SAF, DEFENSE DISTRIBUTED ADD DEFENDANTS IN AMENDED LAWSUIT

BELLEVUE, WA – The Second Amendment Foundation and Defense Distributed have amended their lawsuit to include four more state and local officials, accusing them of “unconstitutional prior restraint” by attempting to prevent online sharing of 3-D firearms printing technology despite a Justice Department settlement of a lawsuit earlier this summer.

The lawsuit, filed in U.S. District Court for the Western District of Texas in Austin, now names New York Gov. Andrew Cuomo, Pennsylvania Gov. Thomas Wolf, Delaware Attorney General Matthew Denn, Pennsylvania Attorney General Josh Shapiro, along with original defendants, New Jersey Attorney General Gurbir S. Grewal and L.A. City Attorney Michael Feuer. A settlement between Defense Distributed and the U.S. Justice Department ending a lengthy legal action that would have allowed the Texas-based firm to post its 3-D printing information online, as of Aug. 1.

But the defendants, according to the amended complaint, “are so eager to abridge the Second Amendment’s right to keep and bear Arms that they are willing abridge the First Amendment as a means of doing so.”

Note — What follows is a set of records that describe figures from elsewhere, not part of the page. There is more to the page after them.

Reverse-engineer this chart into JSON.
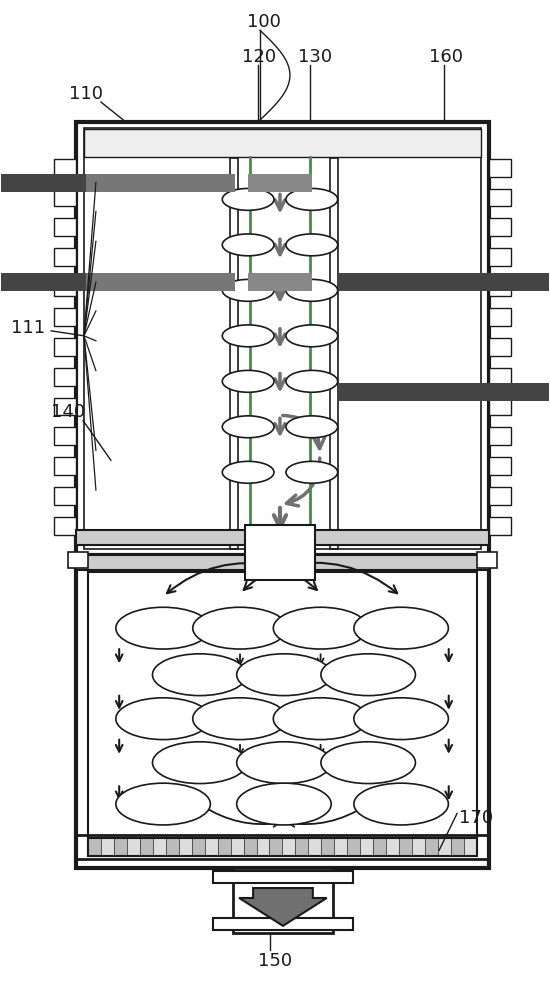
{
  "bg_color": "#ffffff",
  "line_color": "#1a1a1a",
  "arrow_color": "#707070",
  "dark_bar_color": "#444444",
  "green_line_color": "#4a8a4a",
  "fig_w": 5.5,
  "fig_h": 10.0,
  "dpi": 100
}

“Under the color of state law, the Defendants are denying us our civil and constitutional rights by waging a coordinated and politically fueled campaign to censor Defense Distributed,” said SAF founder and Executive Vice President Alan M. Gottlieb.

“What these public officials are attempting is an unconstitutional exercise of prior restraint,” he added. “They are trying to prevent Defense Distributed and its founder, Cody Wilson, from exercising free speech.”

Wilson and SAF had been engaged in a lawsuit against the government for preventing the online publication of the 3-D technology. But when the settlement was announced earlier this year, the officials named in the complaint launched an effort to block it from taking effect.

“This has turned into a classic First Amendment case,” Gottlieb said. “Only because this case involves technical information on production of firearm components on a 3-D printer have these anti-rights officials acted to squelch it. We cannot allow this to happen.”